Las óperas de Paris y de Colonia, programaron noches de gala pro-damnificados del Ruiz; el Teatro Real de Madrid, con asistencia de los reyes de España, se vistió de gala con el mismo fin; subastas de arte en Paris, Nueva York y Roma; teletones en Miami, Los Ángeles y Caracas; toros pro damnificados en Madrid; Raphael, Plácido Domingo, Julio Iglesias, José Luis Rodríguez, Piero y otros cantantes organizaron programas espectaculares en beneficio de los damnificados de semejante tragedia.
Entre los visitantes que llegaron a infundir ánimo en las desoladas almas de los colombianos, estuvo la Reina Sofía de España, esposa del rey Juan Carlos, que sobrevoló a Armero y aterrizó en la capital caldense para almorzar, en el Club Manizales, acompañada del presidente de la república y el notablato manizaleño que fue adiestrado, con anticipación, para la ceremonia del besamanos. Cuando iba a partir, se detuvo en las escalinatas del Club, en donde escuchó el Himno Nacional de Colombia. Conservo una carta gentil ordenada por la reina y remitida por su secretario privado, como gesto de agradecimiento cuando, en 1989, recibió el ejemplar de mi obra “La Explotación del Volcán”, presentada, en el Bar La Prendería, en esa época, en el primer piso del Edificio Cervantes.
En julio de 1986, el Papa Juan Pablo II se bajó del helicóptero, en la explanada de Cenicafé, en Chinchiná, ante la multitud de caldenses que escucharon su clamor, y luego, hincó sus rodillas y recostó su frente, en la cruz de 8 metros de altura, levantada en el desierto apelmazado de Armero.
Un afiche con excelente diseño gráfico que mostraba la silueta de Manizales y ocultaba el volcán-nevado, motivo de miedo y terror, circuló en vehículos y negocios de Manizales.
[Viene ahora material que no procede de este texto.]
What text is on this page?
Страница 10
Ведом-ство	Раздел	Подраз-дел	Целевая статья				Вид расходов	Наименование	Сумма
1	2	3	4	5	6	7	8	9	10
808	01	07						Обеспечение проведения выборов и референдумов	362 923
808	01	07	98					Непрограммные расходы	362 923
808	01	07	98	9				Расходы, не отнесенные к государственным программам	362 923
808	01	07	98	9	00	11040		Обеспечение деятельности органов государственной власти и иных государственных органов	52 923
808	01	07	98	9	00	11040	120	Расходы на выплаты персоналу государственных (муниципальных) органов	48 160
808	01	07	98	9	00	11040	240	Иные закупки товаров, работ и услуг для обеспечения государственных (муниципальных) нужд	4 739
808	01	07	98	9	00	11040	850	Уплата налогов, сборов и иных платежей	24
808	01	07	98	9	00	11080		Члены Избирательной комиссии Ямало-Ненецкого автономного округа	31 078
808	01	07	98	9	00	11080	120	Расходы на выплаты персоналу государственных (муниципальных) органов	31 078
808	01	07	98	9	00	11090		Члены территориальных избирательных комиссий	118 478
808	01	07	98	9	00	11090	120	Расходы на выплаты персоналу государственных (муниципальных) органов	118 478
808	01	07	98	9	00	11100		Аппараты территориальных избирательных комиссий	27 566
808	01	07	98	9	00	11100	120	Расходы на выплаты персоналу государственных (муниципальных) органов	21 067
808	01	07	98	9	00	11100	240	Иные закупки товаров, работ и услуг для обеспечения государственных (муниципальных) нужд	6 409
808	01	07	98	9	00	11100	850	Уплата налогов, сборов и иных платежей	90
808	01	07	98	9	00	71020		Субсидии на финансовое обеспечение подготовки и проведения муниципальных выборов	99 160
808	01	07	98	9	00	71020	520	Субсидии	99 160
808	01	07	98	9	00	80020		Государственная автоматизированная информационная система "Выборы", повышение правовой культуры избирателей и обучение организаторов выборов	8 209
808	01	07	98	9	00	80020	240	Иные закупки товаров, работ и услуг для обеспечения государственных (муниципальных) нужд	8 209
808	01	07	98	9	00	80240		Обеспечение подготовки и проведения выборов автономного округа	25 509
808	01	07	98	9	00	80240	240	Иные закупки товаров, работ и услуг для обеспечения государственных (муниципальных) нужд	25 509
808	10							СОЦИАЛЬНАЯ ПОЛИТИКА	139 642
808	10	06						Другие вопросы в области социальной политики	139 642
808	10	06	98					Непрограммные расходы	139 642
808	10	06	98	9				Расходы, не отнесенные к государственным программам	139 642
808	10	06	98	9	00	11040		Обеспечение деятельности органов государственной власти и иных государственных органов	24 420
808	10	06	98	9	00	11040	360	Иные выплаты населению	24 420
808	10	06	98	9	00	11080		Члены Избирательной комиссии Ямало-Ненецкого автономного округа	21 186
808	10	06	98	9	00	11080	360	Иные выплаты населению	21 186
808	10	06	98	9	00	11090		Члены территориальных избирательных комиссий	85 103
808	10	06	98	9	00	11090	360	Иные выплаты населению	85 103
En el centro campeaba este texto: “Bajo este cielo existe una raza orgullosa de su pasado y segura de su futuro. Manizales, el mayor desafío de una raza”. Se sabe que ese asunto de ‘la raza’ ha sido un invento impreciso utilizado, en ocasiones como la explosión del volcán, para reafirmar el hábitat espiritual de los caldenses.
Al evocar, desde noviembre de 1985 a noviembre de 2021, los acontecimientos de la explosión del volcán del Ruiz, viene a mi memoria, el último terceto, de uno de los dos emotivos sonetos que Julio Flórez dedicó “A Bogotá” pero que, en este caso, supongo que es Colombia: “Surges, bajo la nube de mi llanto,/ no como ayer: alegre y tentadora,/ sino como un inmenso camposanto”.